Nel momento esatto in cui ho saputo che i Bloody Knees avrebbero pubblicato un nuovo album, ho fatto un salto sulla sedia stile goal ai mondiali. Si perchè a mio avviso questi quattro ragazzi da Cambridge sono una delle band più interessanti e particolari dell’underground Inglese.
Già 3 anni fa, precisamente nel 2014, si erano presentati in maniera decisa con l’album “Stitches” tra un misto di punk UK urticante e un grunge anni ’90 da camicia a quadri, jeans strappati e “‘headbang’ violenti. Ritornano oggi nel 2017 in gran forma con l’EP “Maybe It’s Easy” confermandoci quello di cui sono veramente capaci e cioè saturare le casse del nostro stereo fino a farle scoppiare.
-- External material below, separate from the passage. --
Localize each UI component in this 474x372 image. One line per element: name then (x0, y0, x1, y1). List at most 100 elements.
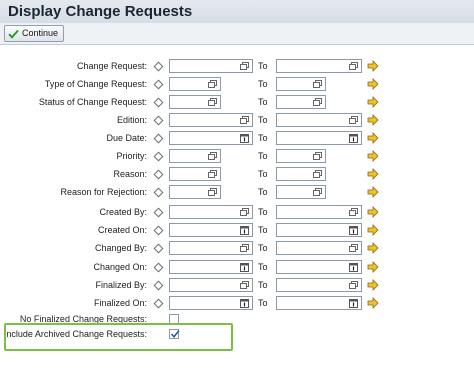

La copertina del disco lascia ampio spazio interpretativo tramite uno scatto di Jono White, giovane fotografo freelance Inglese dal portfolio veramente interessante. Cinque tracce per un totale di 22 minuti tra strofe melodiche a volte pacate che introducono a ritornelli aggressivi, ideali per un pogo senza regole. Un impatto sonoro generale caratterizzato da un muro di chitarre violente che si articolano tra le urla feroci del cantante chitarrista Bradley Griffiths, leader indiscusso della band.Questo il vero biglietto da visita dei Bloody Knees.
“Maybe it’s Easy” è anche il nome della prima traccia, brano scelto per far decollare il disco, questa la ricetta: intro di accordi puliti, riff di chitarre che sobbalzano tra una ritmica precisa e serrata più un ritornello diretto e accattivante. Il gioco è fatto, ci troviamo in testa la canzone stampata in maniera indelebile.
Il disco scorre perfettamente e mi sembra quasi di essere lì in prima fila ad aspettare che “‘Brad‘ si getti con la sua chitarra tra il pubblico frastornato per la potenza degli amplificatori che risuonano nella calotta cranica come martelli pneumatici. Un suono viscerale, tipico dell’underground Inglese e rappresentativo per un genere musicale che se ne fotte delle regole,delle convenzionalità e che è solito salutare alzando il dito medio.
“We Can Go Wherever” è il brano finale, una mitraglia di colpi serrati che fa salire la voglia di catapultarsi in mezzo ad un pogo vorticoso mentre il basso di Sam Conway e la botta ritmica di Tom Wilkes scivolano dolcemente abbracciandosi alla chitarra pungente di “‘Scotchy‘ in una base ideale per le grida sanguinanti e rauche di Bradley.
Una band che batte forte nelle orecchie insomma, che non lascia spazio a fronzoli vari e che sembra un treno inarrestabile in corsa, il tutto forse proprio grazie a quei suoni grezzi e genuini di cui abbiamo veramente bisogno in un’era dove la “‘Loudness war’ sembra aver preso il sopravvento nella maggior parte delle produzioni.
Ho ascoltato questo disco almeno una trentina di volte da quando è uscito, sarà che sono amante del genere, sarà che loro mi sembrano così esagerati, ma credo che lo ascolterò fino a consumarlo.
Insomma, allacciatevi bene i vostri Dr. Martens, rispolverate il vostro Fred Perry e comprate un biglietto per Londra o dintorni, dal 25 Ottobre al 9 Dicembre parte il Tour UK di “Maybe It’s Easy” dei Bloody Knees, non potete assolutamente mancare.